Minimal irregularity

Grammar and morphology are regular by default. Any irregular form requires explicit justification. If a learner applies the standard rules to an unfamiliar word, they should not be wrong.


Optional rather than mandatory marking

Grammatical categories are marked only when the information must be distinguished. Number, tense, and definiteness are expressed when relevant — not obligatorily on every word. The language encodes what speakers need to communicate, not what a grammatical tradition requires.


Generative domains

New conceptual fields are created by combining existing roots according to formation rules. Ad-hoc vocabulary coinages are a last resort.

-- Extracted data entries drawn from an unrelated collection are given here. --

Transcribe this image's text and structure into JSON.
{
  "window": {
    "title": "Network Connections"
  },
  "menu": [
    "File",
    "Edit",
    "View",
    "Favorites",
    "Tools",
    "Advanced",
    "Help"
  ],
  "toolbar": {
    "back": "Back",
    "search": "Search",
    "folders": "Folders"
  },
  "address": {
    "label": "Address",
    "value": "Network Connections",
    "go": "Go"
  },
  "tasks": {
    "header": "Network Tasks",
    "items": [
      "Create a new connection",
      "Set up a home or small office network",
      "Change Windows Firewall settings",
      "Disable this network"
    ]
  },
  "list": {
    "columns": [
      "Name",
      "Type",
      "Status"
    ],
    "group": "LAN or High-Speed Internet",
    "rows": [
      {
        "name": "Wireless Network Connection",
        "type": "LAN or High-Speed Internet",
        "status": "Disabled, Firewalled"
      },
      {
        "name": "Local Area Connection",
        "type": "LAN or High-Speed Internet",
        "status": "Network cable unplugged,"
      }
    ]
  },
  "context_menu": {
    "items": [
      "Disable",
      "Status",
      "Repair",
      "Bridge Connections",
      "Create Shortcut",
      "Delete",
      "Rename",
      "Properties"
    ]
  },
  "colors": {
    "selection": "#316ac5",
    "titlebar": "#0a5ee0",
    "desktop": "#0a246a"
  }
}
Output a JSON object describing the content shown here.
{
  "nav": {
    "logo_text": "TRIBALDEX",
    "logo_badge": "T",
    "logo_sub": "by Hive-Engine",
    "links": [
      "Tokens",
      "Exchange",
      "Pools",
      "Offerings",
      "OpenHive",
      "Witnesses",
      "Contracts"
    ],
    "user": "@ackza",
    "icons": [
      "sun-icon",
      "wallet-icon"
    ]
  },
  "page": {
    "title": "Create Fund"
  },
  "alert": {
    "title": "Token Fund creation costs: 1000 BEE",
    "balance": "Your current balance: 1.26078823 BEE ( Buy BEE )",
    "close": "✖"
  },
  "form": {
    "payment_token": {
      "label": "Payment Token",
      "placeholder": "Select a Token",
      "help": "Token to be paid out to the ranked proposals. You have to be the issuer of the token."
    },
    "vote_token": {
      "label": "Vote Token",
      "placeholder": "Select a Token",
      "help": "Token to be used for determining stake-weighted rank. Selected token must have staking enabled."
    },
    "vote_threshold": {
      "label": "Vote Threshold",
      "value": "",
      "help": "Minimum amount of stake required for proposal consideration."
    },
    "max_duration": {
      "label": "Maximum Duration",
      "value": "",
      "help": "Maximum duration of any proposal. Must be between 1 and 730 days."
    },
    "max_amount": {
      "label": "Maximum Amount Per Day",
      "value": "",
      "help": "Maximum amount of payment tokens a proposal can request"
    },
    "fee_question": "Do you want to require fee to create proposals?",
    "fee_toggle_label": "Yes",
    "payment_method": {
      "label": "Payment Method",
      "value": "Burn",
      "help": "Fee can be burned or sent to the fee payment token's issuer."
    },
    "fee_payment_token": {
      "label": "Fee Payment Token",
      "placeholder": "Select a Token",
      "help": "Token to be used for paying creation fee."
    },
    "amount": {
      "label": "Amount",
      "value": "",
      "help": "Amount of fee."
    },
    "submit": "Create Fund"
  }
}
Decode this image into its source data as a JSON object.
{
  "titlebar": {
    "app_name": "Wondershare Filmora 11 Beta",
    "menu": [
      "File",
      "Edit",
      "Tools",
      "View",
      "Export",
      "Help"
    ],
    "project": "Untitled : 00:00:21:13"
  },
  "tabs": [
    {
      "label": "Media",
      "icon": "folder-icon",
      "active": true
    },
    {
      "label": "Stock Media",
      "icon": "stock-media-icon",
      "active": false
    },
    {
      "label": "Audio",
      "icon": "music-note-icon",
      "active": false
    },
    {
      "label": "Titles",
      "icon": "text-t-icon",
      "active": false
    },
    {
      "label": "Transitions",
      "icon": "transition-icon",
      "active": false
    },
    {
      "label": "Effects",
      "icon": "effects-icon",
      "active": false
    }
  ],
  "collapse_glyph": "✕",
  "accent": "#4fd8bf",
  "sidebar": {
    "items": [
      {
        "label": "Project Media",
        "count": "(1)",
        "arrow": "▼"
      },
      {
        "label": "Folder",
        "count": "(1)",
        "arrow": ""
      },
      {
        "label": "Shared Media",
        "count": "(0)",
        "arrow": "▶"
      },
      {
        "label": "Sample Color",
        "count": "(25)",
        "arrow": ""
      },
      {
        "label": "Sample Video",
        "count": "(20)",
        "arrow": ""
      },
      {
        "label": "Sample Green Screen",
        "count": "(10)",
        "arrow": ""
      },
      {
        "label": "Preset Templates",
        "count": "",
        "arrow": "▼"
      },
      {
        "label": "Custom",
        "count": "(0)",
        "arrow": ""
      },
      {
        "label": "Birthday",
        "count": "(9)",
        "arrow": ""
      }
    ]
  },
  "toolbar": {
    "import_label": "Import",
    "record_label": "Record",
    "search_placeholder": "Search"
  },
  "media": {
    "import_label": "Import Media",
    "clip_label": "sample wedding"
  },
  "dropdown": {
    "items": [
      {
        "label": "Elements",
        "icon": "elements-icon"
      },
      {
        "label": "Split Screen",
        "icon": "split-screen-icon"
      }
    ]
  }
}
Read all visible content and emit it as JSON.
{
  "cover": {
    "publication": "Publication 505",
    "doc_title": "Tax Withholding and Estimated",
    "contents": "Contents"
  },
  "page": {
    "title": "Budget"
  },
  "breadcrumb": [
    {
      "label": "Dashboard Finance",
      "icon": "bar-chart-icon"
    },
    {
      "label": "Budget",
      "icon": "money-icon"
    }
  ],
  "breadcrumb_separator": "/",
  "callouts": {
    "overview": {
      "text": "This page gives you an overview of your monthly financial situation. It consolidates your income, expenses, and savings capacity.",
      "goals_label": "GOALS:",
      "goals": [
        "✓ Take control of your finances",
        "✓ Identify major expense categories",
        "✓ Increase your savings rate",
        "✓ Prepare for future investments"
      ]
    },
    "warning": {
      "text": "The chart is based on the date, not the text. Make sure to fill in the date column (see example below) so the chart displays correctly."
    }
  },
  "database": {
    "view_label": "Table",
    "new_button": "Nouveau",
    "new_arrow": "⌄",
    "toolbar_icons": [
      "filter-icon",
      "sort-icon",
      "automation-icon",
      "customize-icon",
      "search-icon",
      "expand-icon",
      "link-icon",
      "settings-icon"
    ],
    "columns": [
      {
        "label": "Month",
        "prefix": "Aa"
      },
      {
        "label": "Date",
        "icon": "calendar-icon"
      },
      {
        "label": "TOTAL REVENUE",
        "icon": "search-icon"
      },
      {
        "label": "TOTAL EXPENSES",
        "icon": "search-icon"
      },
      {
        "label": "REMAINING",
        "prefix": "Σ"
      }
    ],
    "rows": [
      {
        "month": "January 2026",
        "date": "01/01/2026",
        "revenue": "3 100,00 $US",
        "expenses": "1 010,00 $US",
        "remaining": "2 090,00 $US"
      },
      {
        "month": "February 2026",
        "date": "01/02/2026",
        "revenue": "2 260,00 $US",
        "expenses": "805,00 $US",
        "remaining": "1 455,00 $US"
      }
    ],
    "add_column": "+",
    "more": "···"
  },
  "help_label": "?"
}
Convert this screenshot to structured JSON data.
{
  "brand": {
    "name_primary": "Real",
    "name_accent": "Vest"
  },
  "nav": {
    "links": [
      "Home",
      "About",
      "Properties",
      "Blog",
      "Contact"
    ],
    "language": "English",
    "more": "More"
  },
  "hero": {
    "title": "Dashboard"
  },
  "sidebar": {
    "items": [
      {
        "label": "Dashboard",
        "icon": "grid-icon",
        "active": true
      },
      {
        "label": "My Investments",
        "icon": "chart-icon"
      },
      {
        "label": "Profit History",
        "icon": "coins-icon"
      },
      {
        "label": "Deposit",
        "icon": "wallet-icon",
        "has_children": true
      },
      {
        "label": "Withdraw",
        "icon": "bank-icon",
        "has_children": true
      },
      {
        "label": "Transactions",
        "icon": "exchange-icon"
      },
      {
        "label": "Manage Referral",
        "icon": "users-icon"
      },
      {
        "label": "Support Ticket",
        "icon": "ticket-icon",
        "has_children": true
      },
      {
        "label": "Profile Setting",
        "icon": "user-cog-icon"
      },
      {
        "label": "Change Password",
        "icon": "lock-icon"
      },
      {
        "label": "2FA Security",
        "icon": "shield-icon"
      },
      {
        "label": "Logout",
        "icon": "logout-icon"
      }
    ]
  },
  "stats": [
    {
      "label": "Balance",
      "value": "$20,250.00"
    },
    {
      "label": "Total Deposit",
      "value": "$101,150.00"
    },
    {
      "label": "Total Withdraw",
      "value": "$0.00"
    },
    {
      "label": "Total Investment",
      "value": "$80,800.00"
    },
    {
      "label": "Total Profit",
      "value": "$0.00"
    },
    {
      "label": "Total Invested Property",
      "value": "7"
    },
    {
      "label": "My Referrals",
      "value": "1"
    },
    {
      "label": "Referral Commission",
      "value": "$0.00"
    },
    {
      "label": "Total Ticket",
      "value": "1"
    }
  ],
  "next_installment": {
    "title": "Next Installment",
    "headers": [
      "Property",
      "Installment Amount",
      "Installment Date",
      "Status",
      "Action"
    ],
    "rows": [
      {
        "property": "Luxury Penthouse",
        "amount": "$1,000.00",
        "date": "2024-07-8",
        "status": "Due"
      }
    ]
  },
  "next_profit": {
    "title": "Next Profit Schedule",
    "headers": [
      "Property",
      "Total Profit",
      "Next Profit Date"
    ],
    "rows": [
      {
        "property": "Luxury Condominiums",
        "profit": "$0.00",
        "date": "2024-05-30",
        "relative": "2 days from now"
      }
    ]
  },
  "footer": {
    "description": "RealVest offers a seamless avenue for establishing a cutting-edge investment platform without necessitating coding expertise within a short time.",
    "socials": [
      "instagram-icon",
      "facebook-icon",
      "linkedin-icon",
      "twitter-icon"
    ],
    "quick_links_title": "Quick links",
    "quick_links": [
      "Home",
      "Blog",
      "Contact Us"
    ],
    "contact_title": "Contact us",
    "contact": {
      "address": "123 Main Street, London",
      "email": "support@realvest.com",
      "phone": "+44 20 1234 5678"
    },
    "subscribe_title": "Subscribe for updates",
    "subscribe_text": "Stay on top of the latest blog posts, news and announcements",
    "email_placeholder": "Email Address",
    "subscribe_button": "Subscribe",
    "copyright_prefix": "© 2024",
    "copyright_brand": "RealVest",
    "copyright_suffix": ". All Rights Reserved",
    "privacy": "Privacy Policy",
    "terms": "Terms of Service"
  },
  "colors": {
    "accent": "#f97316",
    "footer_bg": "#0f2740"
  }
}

A well-designed root unlocks many compounds; a well-designed compound unlocks nothing except itself.


Dual register by design

Tonesu has a formal register — explicit, transparent, compositional — and a colloquial register — contracted, efficient, idiomatic. Both are valid. The formal register is the source of truth; the colloquial register is derived from it and traceable back to it.


Stability before extensibility

The primitive root set and formation rules must be stable before the vocabulary grows. Fewer, well-defined roots are always preferable to more roots added prematurely. Awkward compounds are a diagnostic signal, not a problem to be solved by adding new roots.


Reasoning transparency

The language name is itself a design statement: tonesu = to + ne + su — pattern, relation, structure. Well-formed reasoning requires all three simultaneously: accurately identified patterns, correctly declared relations, and complete structural coverage. Every common logical fallacy attacks exactly one of these three elements. Tonesu's grammar forces each into explicit commitment.